Insurance FAQs

What is a deductible?

This is the total amount you must pay out-of-pocket before your insurance starts to pay. For example, if your deductible is $1,000, then your insurance won’t pay anything until you have paid $1,000 for services subject to the deductible (keep in mind that the deductible may not apply to every service you receive). Furthermore, even after you’ve met your deductible, you may still owe a copay (fixed amount) or co-insurance (percentage amount) for each visit.

What is a copay?

 

This is a fixed amount that you must pay for a covered service, as defined by your health plan. Copays usually vary for different plans and types of services. Typically, you must pay this amount at the time of service. Again, copay amounts are fixed—which means you will always pay the same amount, regardless of visit length. In most cases, copayments go toward your deductible.

 

What is a coinsurance?

 

This type of out-of-pocket payment is calculated as a percent of the total allowed amount for a particular service. In other words, it’s your share of the total cost. For example, let’s say:
-Your insurance plan’s allowed amount for an office visit is $100.
-You’ve already met your deductible.
-You’re responsible for a 20% coinsurance.

 

In this situation, you’d pay $20 at the point of service. The insurance company would then pay the rest of the “allowed” amount for that visit. Keep in mind that the coinsurance amount may vary from visit to visit depending on what services you receive.

 

What is the coinsurance for Medicare Part B?

 

Medicare Part B patients are responsible for a 20% coinsurance, which typically amounts to $11-25 per visit. If you have original Medicare as your primary insurance, but you also have a secondary insurance, the secondary payer becomes responsible for the 20%. In some cases, the secondary insurance also charges a copay, coinsurance, or deductible. We recommend contacting your secondary insurance carrier to find out.

 

So, how much will I owe for each visit?

 

If you have not yet met your deductible, then you will be responsible for the full cost of each visit until the deductible is met.

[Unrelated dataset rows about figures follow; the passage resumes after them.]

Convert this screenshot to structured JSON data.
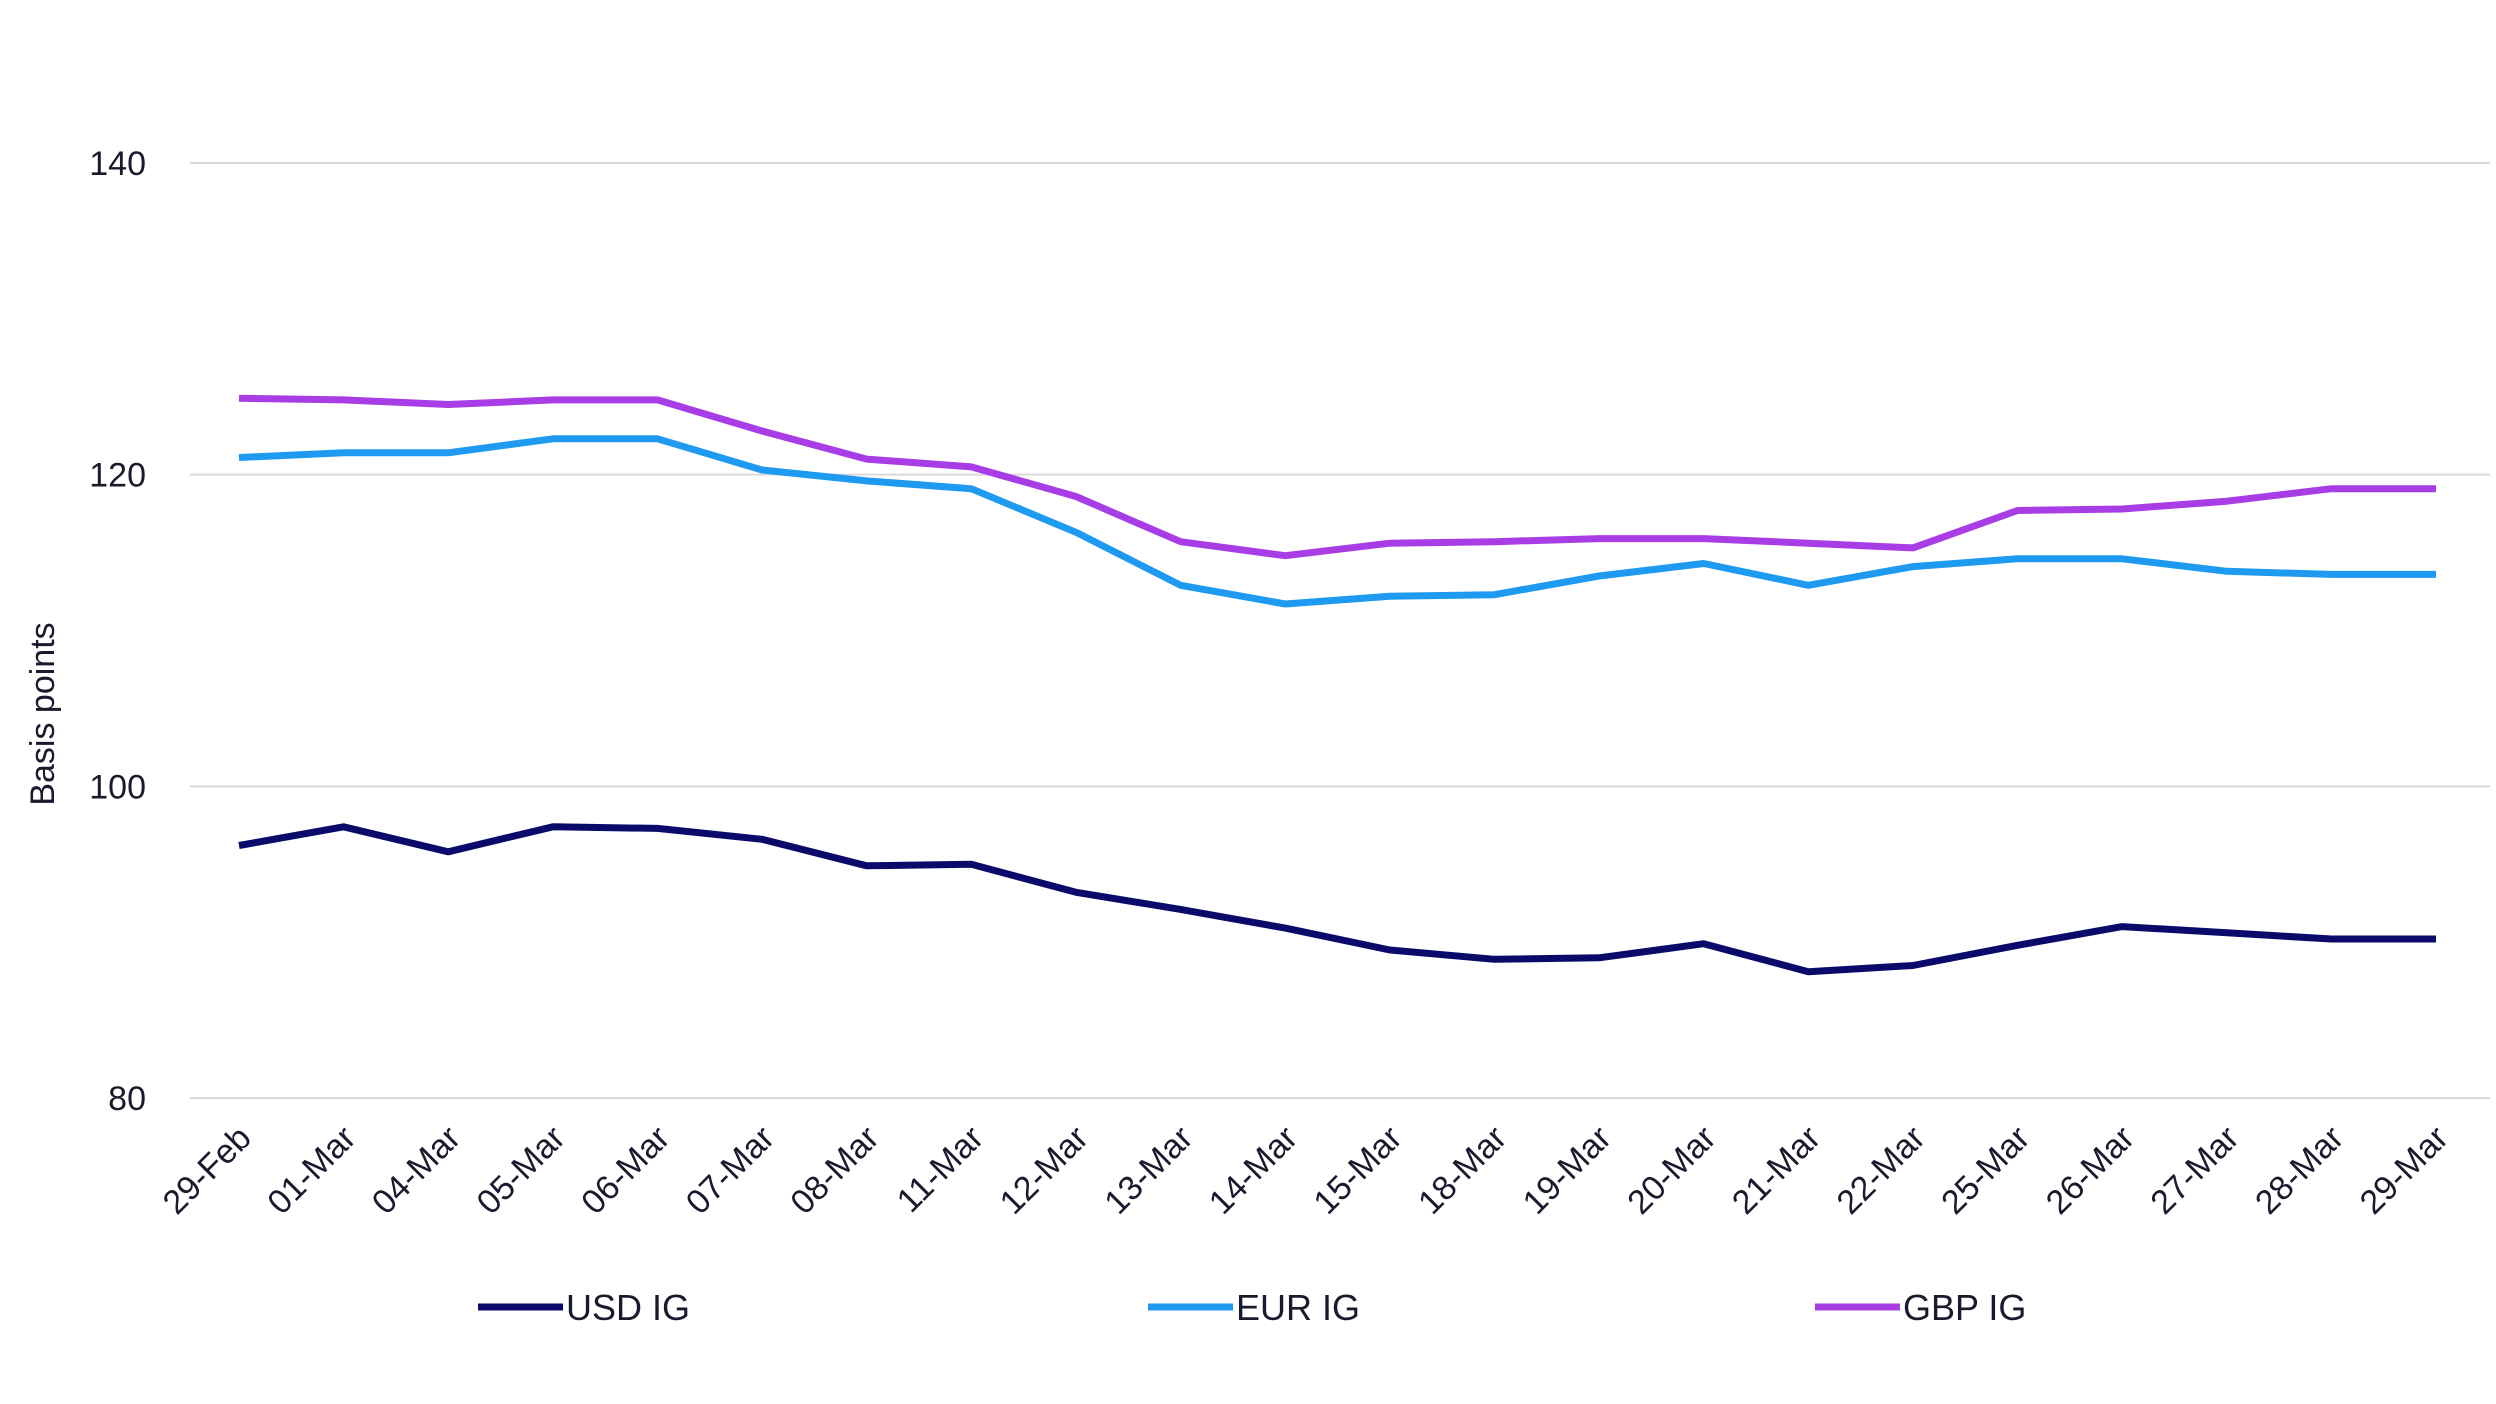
{
  "chart_data": {
    "type": "line",
    "title": "",
    "xlabel": "",
    "ylabel": "Basis points",
    "ylim": [
      80,
      140
    ],
    "yticks": [
      80,
      100,
      120,
      140
    ],
    "grid": true,
    "legend_position": "bottom",
    "categories": [
      "29-Feb",
      "01-Mar",
      "04-Mar",
      "05-Mar",
      "06-Mar",
      "07-Mar",
      "08-Mar",
      "11-Mar",
      "12-Mar",
      "13-Mar",
      "14-Mar",
      "15-Mar",
      "18-Mar",
      "19-Mar",
      "20-Mar",
      "21-Mar",
      "22-Mar",
      "25-Mar",
      "26-Mar",
      "27-Mar",
      "28-Mar",
      "29-Mar"
    ],
    "series": [
      {
        "name": "USD IG",
        "color": "#0a0a6b",
        "values": [
          96.2,
          97.4,
          95.8,
          97.4,
          97.3,
          96.6,
          94.9,
          95.0,
          93.2,
          92.1,
          90.9,
          89.5,
          88.9,
          89.0,
          89.9,
          88.1,
          88.5,
          89.8,
          91.0,
          90.6,
          90.2,
          90.2
        ]
      },
      {
        "name": "EUR IG",
        "color": "#1e9bf0",
        "values": [
          121.1,
          121.4,
          121.4,
          122.3,
          122.3,
          120.3,
          119.6,
          119.1,
          116.3,
          112.9,
          111.7,
          112.2,
          112.3,
          113.5,
          114.3,
          112.9,
          114.1,
          114.6,
          114.6,
          113.8,
          113.6,
          113.6
        ]
      },
      {
        "name": "GBP IG",
        "color": "#a83de6",
        "values": [
          124.9,
          124.8,
          124.5,
          124.8,
          124.8,
          122.8,
          121.0,
          120.5,
          118.6,
          115.7,
          114.8,
          115.6,
          115.7,
          115.9,
          115.9,
          115.6,
          115.3,
          117.7,
          117.8,
          118.3,
          119.1,
          119.1
        ]
      }
    ]
  }
}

Typically, this amount can range anywhere from $50-$135 per visit. We charge coinsurances as a dollar amount equal to the percentage of the full amount for the visit. You’ll then owe any applicable coinsurance or deductible balances after we receive the Explanation of Benefits (EOB) from your insurance company. Conversely, if we find that you have overpaid, we will refund you via check as soon as possible. As for copays—these amounts rarely vary, so if your copay for physical therapy visits is $10, you will owe $10 at each visit.

 

What if I can’t afford to pay these amounts as frequently as I need care?

 

Your health is our number-one priority. As such, we are happy to arrange a payment plan that works with your budget. That way, you can pay for your care over a timeframe that works for you. Simply ask to speak to our office/billing manager.

 

The Self-Pay Option

 

If I don’t want to use my insurance, can I just pay for services myself?
The self-pay rate for all visits at Southern Rehab and Sports Medicine is $75. If the patient chooses the self-pay option, we will not bill their insurance and the amount paid for treatments will not go toward the deductible.